Advice to young people: military as a rational economic play
Ron’s pitch is bluntly analytical:
college is expensive; debt can follow you for years
the military can get you the education without the same financial burden
ROTC/officer track can make the “payback years” worth it
he specifically argues the military route can be a huge advantage for future doctors (military needs physicians, supports the path, and you can come out with rank + income while peers carry heavy debt)
His caveat: the only way to “lose” is having a bad attitude that poisons everything.
Funny story (G-rated): Airborne School
He tells an Airborne School story about a very small soldier whose parachute had a huge hole.
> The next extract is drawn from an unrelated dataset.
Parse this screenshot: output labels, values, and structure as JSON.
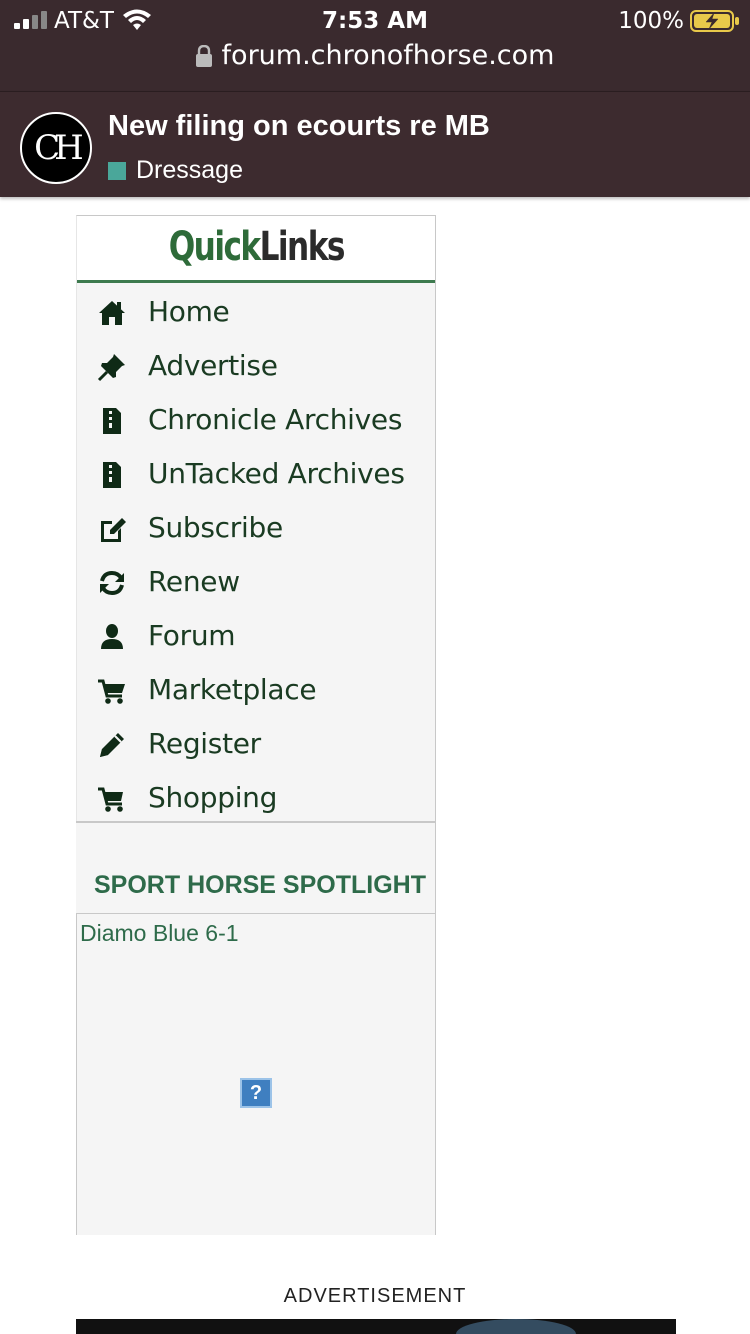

The cadre was yelling for him to pull his reserve, but he drifted down casually, landed safely (because he barely weighed anything), and then got chewed out when they showed him the damage.
Signature message: “Be yourself. Tell the truth.”
When asked what he’d leave for future generations, Ron’s core rule was:
Be yourself
Tell the truth—no matter how bad it is
He says that’s the motto he taught his kids.
Brief combat account: why he received the DSC (as he describes it)
He shares one war story after being asked about medals:
his platoon was surrounded by an estimated ~500 North Vietnamese
he had 34 soldiers; 17 wounded quickly
he called for supporting fires and eventually got “Puff the Magic Dragon” (AC-47 gunship) overhead, which helped them break out
nobody died, but many were wounded
the next morning, while eating peanut butter and crackers, he says a shot hit the food out of his hand
later, he used a bamboo pole to probe the bank near water, confronted an enemy soldier at close range, and more followed—his machine gunner helped finish the fight
He ends it simply: “kind of a long night.”